Thanks for the information Deeyoh. I didn't know there was an ais valve on the engine. Machined block off plates are the way to go. It will change the maps a little for sure and something I will address. I have a couple of work arounds I can do with mapping which I will try later today on Boss's Wolverine.
I was able to finally get Boss's Wolverine tuned without modifying the ais valve. He has reported no deceleration popping, better starting and better power through the powerband. I will tune with the ais blocked off as time permits.
I'm not sure it really did make a difference, maybe, but not in the way I originally thought it would. The ais pumps air into the header to aid in burning excess fuel which would show a false reading across the lambda sensor. Originally I thought it might be showing a leaner condition than what really existed. Common sense would dictate the retraction of fuel. The opposite was actually the case here. I boosted the fuel up to 10% in a nonlinear envelope down the fuel path which smoothed out the power band, possibly ending the mid-range stalling issues. I made several other changes to the beginning and wide open throttle areas for reliability as well, including an extra timed addition of fuel for whiskey throttling. Ignition timing changes are less abrupt and safer now. So over all, it was a combination of changes which made the difference.

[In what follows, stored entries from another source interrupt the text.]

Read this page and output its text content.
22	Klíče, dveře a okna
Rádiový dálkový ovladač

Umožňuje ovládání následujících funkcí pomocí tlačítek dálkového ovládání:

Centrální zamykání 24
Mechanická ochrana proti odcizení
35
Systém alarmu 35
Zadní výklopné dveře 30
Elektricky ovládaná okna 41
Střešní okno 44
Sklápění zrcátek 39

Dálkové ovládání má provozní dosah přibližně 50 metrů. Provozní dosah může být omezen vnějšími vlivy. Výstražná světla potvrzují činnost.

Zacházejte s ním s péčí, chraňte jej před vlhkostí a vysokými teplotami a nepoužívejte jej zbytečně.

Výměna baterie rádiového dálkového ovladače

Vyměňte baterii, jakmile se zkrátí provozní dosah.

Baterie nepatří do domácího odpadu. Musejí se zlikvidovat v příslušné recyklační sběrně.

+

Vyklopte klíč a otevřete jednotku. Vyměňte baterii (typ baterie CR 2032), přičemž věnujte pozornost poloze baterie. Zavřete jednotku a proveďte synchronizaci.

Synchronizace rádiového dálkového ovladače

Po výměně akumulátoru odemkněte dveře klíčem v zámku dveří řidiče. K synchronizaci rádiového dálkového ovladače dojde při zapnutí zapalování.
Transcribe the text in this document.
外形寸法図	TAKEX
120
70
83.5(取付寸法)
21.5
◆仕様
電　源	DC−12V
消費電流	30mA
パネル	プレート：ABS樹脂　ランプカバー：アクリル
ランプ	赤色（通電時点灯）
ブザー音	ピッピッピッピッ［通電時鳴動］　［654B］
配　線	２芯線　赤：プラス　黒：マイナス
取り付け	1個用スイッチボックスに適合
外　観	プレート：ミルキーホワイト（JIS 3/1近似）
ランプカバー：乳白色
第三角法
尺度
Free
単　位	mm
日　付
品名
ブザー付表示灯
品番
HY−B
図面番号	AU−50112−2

In my experience, the lambda sensor should be used as a guide to fuel tuning, but should never be considered an absolute. There is so much more to tuning engines than just placing a number in a map. Anyway, I would love to dive further into theory of fuel tuning, but we'll save that for the fuel tuning thread.
So, has anybody with a stock 708 (no tuner no pcv no ais block off) had problems after installing the hunterworks tip?